生物工学:ビタミンDを生成する改変トマト
Nature Plants
2022年5月24日
Biotechnology: Tomatoes engineered to produce vitamin D
トマトにおいて、通常はプロビタミンD3(ビタミンD3の前駆体)をコレステロールに変換する酵素の作用を遮断することにより、プロビタミンD3を多く生産するように改変できることを示した論文が、Nature Plants に掲載される。こうしたトマトは、ビタミンD3の食物由来の新たな供給源として、公衆衛生上意義のあるものとなる可能性がある。
ビタミンD欠乏症は、全世界で約10億人が罹患する大きな世界的健康問題であり、がん、パーキンソン病、認知症などの疾患の発症リスク上昇を招くことがある。ヒトは日光を浴びることによってビタミンD3を合成することもできるが、このビタミンの大部分は食物に由来する。ただし、特に植物由来の食物では、その供給源は限定的である。

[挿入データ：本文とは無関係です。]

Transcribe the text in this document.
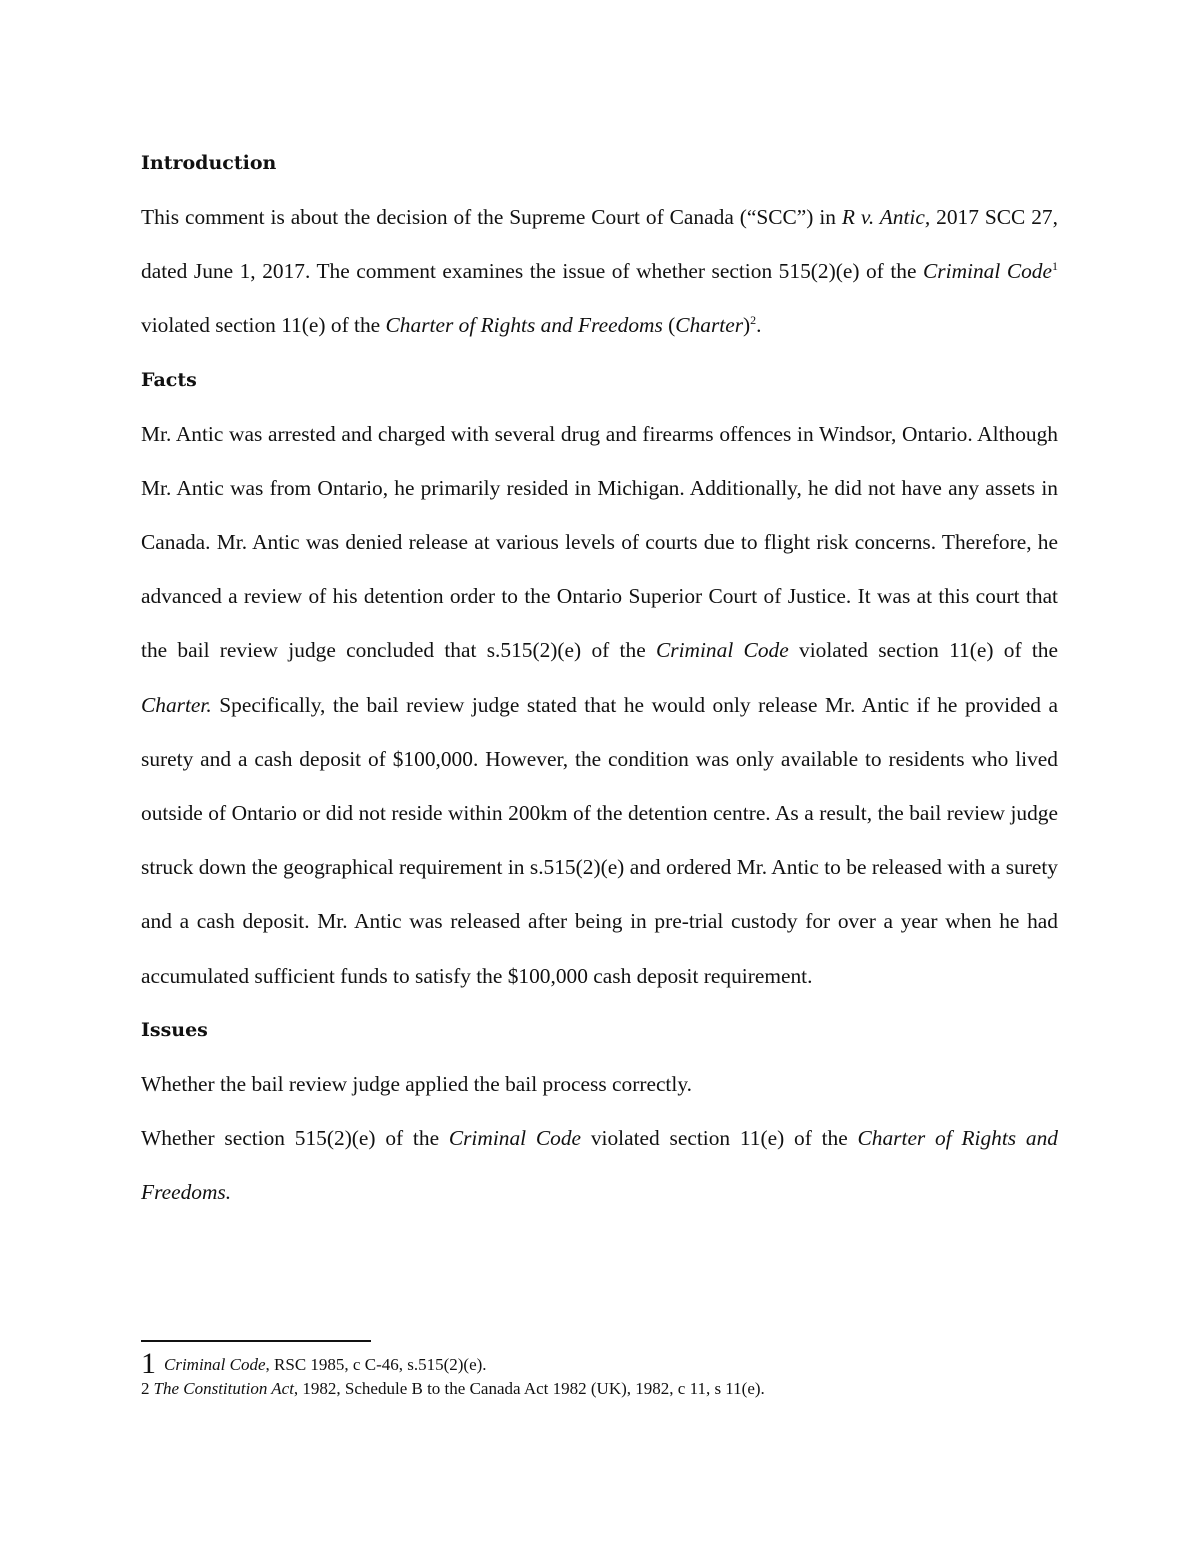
Introduction
This comment is about the decision of the Supreme Court of Canada (“SCC”) in R v. Antic, 2017 SCC 27, dated June 1, 2017. The comment examines the issue of whether section 515(2)(e) of the Criminal Code$^1$ violated section 11(e) of the Charter of Rights and Freedoms (Charter)$^2$.
Facts
Mr. Antic was arrested and charged with several drug and firearms offences in Windsor, Ontario. Although Mr. Antic was from Ontario, he primarily resided in Michigan. Additionally, he did not have any assets in Canada. Mr. Antic was denied release at various levels of courts due to flight risk concerns. Therefore, he advanced a review of his detention order to the Ontario Superior Court of Justice. It was at this court that the bail review judge concluded that s.515(2)(e) of the Criminal Code violated section 11(e) of the Charter. Specifically, the bail review judge stated that he would only release Mr. Antic if he provided a surety and a cash deposit of $100,000. However, the condition was only available to residents who lived outside of Ontario or did not reside within 200km of the detention centre. As a result, the bail review judge struck down the geographical requirement in s.515(2)(e) and ordered Mr. Antic to be released with a surety and a cash deposit. Mr. Antic was released after being in pre-trial custody for over a year when he had accumulated sufficient funds to satisfy the $100,000 cash deposit requirement.
Issues
Whether the bail review judge applied the bail process correctly.
Whether section 515(2)(e) of the Criminal Code violated section 11(e) of the Charter of Rights and Freedoms.
1 Criminal Code, RSC 1985, c C-46, s.515(2)(e).
2 The Constitution Act, 1982, Schedule B to the Canada Act 1982 (UK), 1982, c 11, s 11(e).
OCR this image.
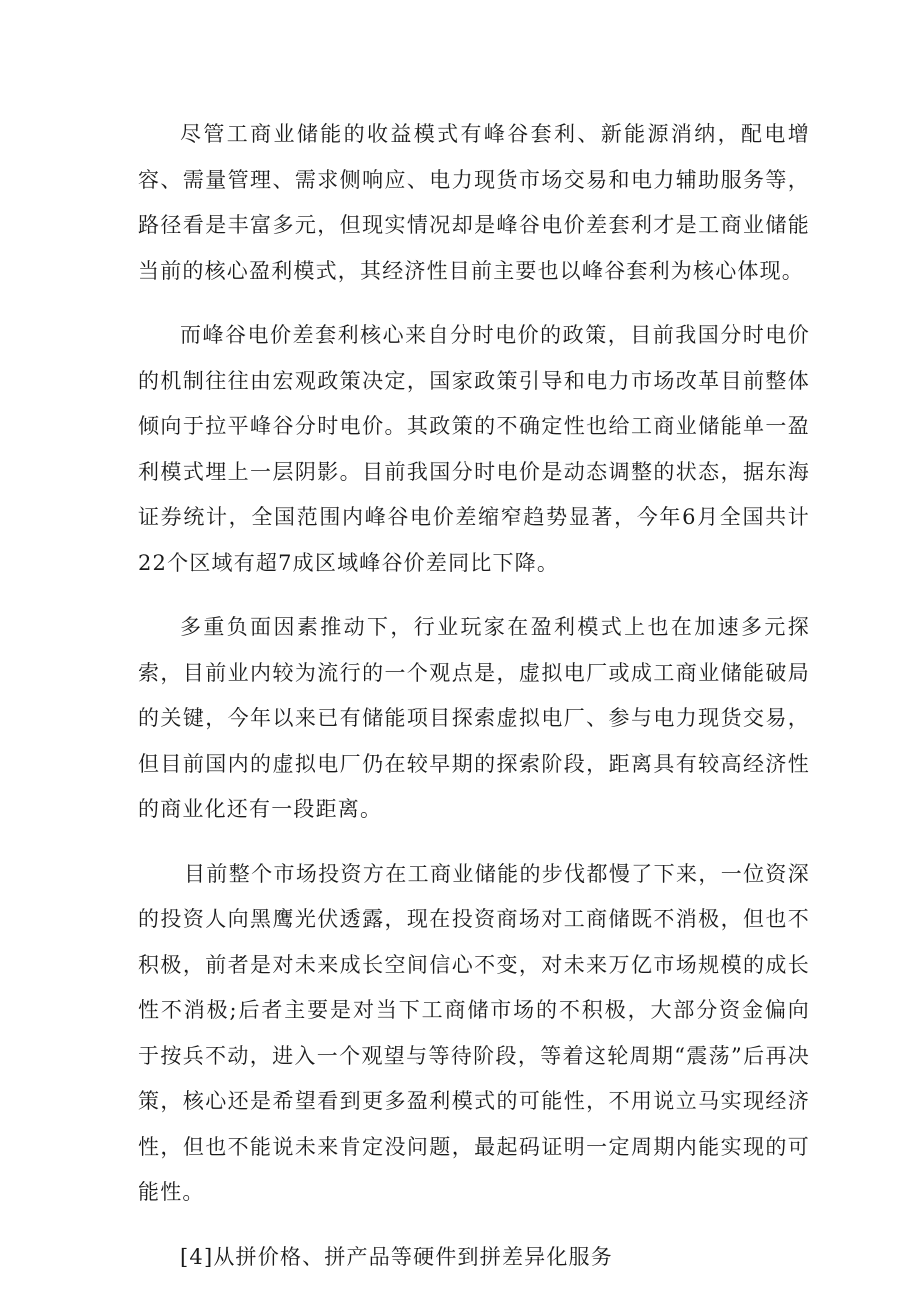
尽管工商业储能的收益模式有峰谷套利、新能源消纳，配电增容、需量管理、需求侧响应、电力现货市场交易和电力辅助服务等，路径看是丰富多元，但现实情况却是峰谷电价差套利才是工商业储能当前的核心盈利模式，其经济性目前主要也以峰谷套利为核心体现。

而峰谷电价差套利核心来自分时电价的政策，目前我国分时电价的机制往往由宏观政策决定，国家政策引导和电力市场改革目前整体倾向于拉平峰谷分时电价。其政策的不确定性也给工商业储能单一盈利模式埋上一层阴影。目前我国分时电价是动态调整的状态，据东海证券统计，全国范围内峰谷电价差缩窄趋势显著，今年6月全国共计22个区域有超7成区域峰谷价差同比下降。

多重负面因素推动下，行业玩家在盈利模式上也在加速多元探索，目前业内较为流行的一个观点是，虚拟电厂或成工商业储能破局的关键，今年以来已有储能项目探索虚拟电厂、参与电力现货交易，但目前国内的虚拟电厂仍在较早期的探索阶段，距离具有较高经济性的商业化还有一段距离。

目前整个市场投资方在工商业储能的步伐都慢了下来，一位资深的投资人向黑鹰光伏透露，现在投资商场对工商储既不消极，但也不积极，前者是对未来成长空间信心不变，对未来万亿市场规模的成长性不消极;后者主要是对当下工商储市场的不积极，大部分资金偏向于按兵不动，进入一个观望与等待阶段，等着这轮周期“震荡”后再决策，核心还是希望看到更多盈利模式的可能性，不用说立马实现经济性，但也不能说未来肯定没问题，最起码证明一定周期内能实现的可能性。

[4]从拼价格、拼产品等硬件到拼差异化服务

今回、Cathie Martinたちは、トマトにおいて、通常はプロビタミンD3をコレステロールに変換する酵素(7-デヒドロコレステロール還元酵素)をコードする遺伝子を編集した。遺伝子の編集によって、この経路を遮断することができ、トマトの果実と葉におけるプロビタミンD3の蓄積量が大幅に増加したが、植物体の成長や発生、収量には影響がなかった。プロビタミンD3は、UV-B光の照射によってビタミンD3に変換することもできれば、人体がUV-B暴露によるビタミンD3合成に使用することもできる。Martinたちは、トマト果実1個に含まれるプロビタミンD3の量は、ビタミンD3換算で、中型の鶏卵2個分、またはマグロ28グラム分に相当することを明らかにした。Martinたちによれば、このトマトの果実を摂取することは、小児や成人のビタミンD3の1日の必要量を満たすのに役立つ可能性があるという。
Martinたちは、今回の戦略が、植物のビタミンD3レベルを増加させる今後の作物改変研究を刺激する可能性があると結論付けている。